On the other hand, a contributor writing in the same month, from Northfield in the first-named State of Vermont, to the Boston Transcript, a purely American paper, says: "The Irish, formerly seen only as hired labourers, building our railways and cities, are found in this region in the possession of farms. Several, I was told, have become owners of farms in the town (sic), which they manage very well. In our school district their children composed the majority of the scholars, and the teacher said they were the more bright and better behaved portion of the school. In a small adjoining town the Irish compose the majority of the population. This brings forward the indomitable all-pervading race under a new aspect. Are they to own and till our soil as well as build our works of improvement?"

Two great facts, therefore, remain constant: the Irish element in America is largely recruited every year from the flower of the population in Ireland, and it is productive beyond the descendants of the former settlers called "natives" There is no need to point out that, under such circumstances, the Hesperidian visions of the Celts of Ancient Erinn are in a fair way of becoming realities, and that North America may have reason soon to recognize a true prophecy in that name, which the Norse Sagas gave it, of "Great Ireland."
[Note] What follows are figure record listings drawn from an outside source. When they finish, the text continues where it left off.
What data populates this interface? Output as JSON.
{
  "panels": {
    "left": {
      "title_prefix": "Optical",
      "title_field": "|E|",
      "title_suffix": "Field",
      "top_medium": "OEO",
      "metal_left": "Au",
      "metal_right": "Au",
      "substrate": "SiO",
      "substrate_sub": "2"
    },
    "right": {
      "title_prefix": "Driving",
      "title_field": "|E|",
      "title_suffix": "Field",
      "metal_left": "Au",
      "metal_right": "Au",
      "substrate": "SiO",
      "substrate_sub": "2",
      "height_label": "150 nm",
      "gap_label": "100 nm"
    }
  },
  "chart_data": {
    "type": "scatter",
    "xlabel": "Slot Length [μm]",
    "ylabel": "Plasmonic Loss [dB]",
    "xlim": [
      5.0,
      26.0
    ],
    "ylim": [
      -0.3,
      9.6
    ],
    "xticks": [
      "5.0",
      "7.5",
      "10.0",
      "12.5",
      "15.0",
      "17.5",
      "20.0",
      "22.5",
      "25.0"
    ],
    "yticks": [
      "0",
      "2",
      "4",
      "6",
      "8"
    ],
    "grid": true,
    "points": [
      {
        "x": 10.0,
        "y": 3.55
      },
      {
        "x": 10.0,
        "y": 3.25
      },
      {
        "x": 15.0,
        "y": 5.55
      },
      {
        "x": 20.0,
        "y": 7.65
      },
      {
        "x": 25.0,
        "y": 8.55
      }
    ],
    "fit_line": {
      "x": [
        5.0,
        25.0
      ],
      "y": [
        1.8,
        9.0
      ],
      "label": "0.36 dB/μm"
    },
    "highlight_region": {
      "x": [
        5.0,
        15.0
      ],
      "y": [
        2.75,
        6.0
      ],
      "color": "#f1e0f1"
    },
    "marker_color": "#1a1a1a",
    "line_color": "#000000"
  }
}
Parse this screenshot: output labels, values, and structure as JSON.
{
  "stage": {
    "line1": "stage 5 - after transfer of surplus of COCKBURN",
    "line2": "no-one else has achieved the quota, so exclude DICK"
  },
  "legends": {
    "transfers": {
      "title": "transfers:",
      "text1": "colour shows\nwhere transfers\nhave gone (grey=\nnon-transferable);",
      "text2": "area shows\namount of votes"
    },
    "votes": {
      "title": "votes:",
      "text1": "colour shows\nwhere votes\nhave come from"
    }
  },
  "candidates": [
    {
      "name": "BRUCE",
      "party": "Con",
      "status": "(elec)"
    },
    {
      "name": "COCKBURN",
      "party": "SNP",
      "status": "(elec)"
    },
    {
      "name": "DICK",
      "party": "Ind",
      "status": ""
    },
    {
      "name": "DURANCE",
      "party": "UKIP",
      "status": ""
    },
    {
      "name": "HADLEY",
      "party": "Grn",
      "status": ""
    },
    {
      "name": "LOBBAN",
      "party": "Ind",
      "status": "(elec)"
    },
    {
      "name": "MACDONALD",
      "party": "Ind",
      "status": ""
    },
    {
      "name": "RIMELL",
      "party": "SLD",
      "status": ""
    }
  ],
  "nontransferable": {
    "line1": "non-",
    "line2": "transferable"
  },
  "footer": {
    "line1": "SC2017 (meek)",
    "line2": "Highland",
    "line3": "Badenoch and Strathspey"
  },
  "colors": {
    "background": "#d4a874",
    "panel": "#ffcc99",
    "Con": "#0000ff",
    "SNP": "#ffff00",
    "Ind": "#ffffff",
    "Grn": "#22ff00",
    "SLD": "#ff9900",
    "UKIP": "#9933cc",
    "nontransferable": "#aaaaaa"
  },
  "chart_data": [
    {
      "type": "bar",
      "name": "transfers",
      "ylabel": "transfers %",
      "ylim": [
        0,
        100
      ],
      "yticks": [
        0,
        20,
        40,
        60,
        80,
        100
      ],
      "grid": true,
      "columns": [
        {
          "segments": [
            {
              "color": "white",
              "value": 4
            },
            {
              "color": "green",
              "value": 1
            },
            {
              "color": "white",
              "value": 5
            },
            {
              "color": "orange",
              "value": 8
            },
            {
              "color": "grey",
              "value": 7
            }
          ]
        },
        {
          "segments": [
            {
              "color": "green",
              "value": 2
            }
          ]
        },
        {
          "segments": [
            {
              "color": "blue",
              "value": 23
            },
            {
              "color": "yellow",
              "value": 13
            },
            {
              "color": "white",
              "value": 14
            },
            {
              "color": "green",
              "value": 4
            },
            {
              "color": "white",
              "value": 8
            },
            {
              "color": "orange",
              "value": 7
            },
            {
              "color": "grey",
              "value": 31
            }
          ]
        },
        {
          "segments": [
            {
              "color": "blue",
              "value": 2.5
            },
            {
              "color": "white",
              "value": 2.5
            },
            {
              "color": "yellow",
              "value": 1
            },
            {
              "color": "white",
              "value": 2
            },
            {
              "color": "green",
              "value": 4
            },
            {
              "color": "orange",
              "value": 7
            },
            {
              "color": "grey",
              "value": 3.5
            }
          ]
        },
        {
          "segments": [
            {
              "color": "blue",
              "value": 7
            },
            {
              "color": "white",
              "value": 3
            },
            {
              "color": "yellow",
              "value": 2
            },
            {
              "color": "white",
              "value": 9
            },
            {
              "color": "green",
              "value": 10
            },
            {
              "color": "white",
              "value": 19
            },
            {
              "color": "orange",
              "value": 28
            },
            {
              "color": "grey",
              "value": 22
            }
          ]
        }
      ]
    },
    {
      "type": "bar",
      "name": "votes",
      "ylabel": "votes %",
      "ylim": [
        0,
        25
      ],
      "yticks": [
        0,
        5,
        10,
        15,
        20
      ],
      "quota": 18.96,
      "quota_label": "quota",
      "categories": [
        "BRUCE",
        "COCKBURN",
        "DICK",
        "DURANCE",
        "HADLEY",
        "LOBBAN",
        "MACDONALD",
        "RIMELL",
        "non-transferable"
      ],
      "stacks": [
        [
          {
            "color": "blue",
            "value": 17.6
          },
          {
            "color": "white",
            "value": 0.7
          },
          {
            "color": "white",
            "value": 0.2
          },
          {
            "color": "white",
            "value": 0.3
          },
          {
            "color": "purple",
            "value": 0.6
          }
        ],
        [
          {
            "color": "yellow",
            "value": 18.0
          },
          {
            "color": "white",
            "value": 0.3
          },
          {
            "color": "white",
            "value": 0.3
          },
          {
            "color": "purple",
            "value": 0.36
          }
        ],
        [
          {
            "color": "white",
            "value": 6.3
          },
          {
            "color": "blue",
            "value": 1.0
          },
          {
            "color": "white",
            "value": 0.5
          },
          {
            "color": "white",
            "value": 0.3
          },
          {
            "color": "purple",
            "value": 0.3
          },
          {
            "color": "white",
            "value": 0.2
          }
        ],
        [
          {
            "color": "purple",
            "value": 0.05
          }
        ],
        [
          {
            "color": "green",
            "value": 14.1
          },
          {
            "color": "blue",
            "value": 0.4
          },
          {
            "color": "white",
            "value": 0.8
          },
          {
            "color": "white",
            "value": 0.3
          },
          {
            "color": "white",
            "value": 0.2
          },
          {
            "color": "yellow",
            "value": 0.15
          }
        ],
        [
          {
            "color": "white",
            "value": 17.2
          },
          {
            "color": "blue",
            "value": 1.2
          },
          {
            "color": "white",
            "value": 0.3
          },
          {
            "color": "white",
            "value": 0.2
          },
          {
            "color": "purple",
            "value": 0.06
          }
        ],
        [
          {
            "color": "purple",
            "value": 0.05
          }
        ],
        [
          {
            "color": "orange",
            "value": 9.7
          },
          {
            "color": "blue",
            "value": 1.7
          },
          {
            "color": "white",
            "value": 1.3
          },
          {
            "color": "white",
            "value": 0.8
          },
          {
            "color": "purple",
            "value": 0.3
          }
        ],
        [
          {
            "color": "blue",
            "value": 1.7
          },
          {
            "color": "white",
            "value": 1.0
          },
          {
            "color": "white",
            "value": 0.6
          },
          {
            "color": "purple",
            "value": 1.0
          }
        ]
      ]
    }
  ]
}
* Infanticide exists in England to a deplorable extent, as shown by Dr. Lankester. Certain establishments in London have also been mentioned in medical reports, where obstetric operations are said to take place in a suspiciously short space of time. But the canker of foeticide does not appear to have spread its taint as in parts of the United States, and no paper dare publish columns of such advertisements. Occasionally a low paper may insert some such quack notice, but even there it is put away in an obscure corner. The laws which consigned to the flames some tons of obscene works, in London, have no doubt had great influence in preventing flagrant solicitation to the crime.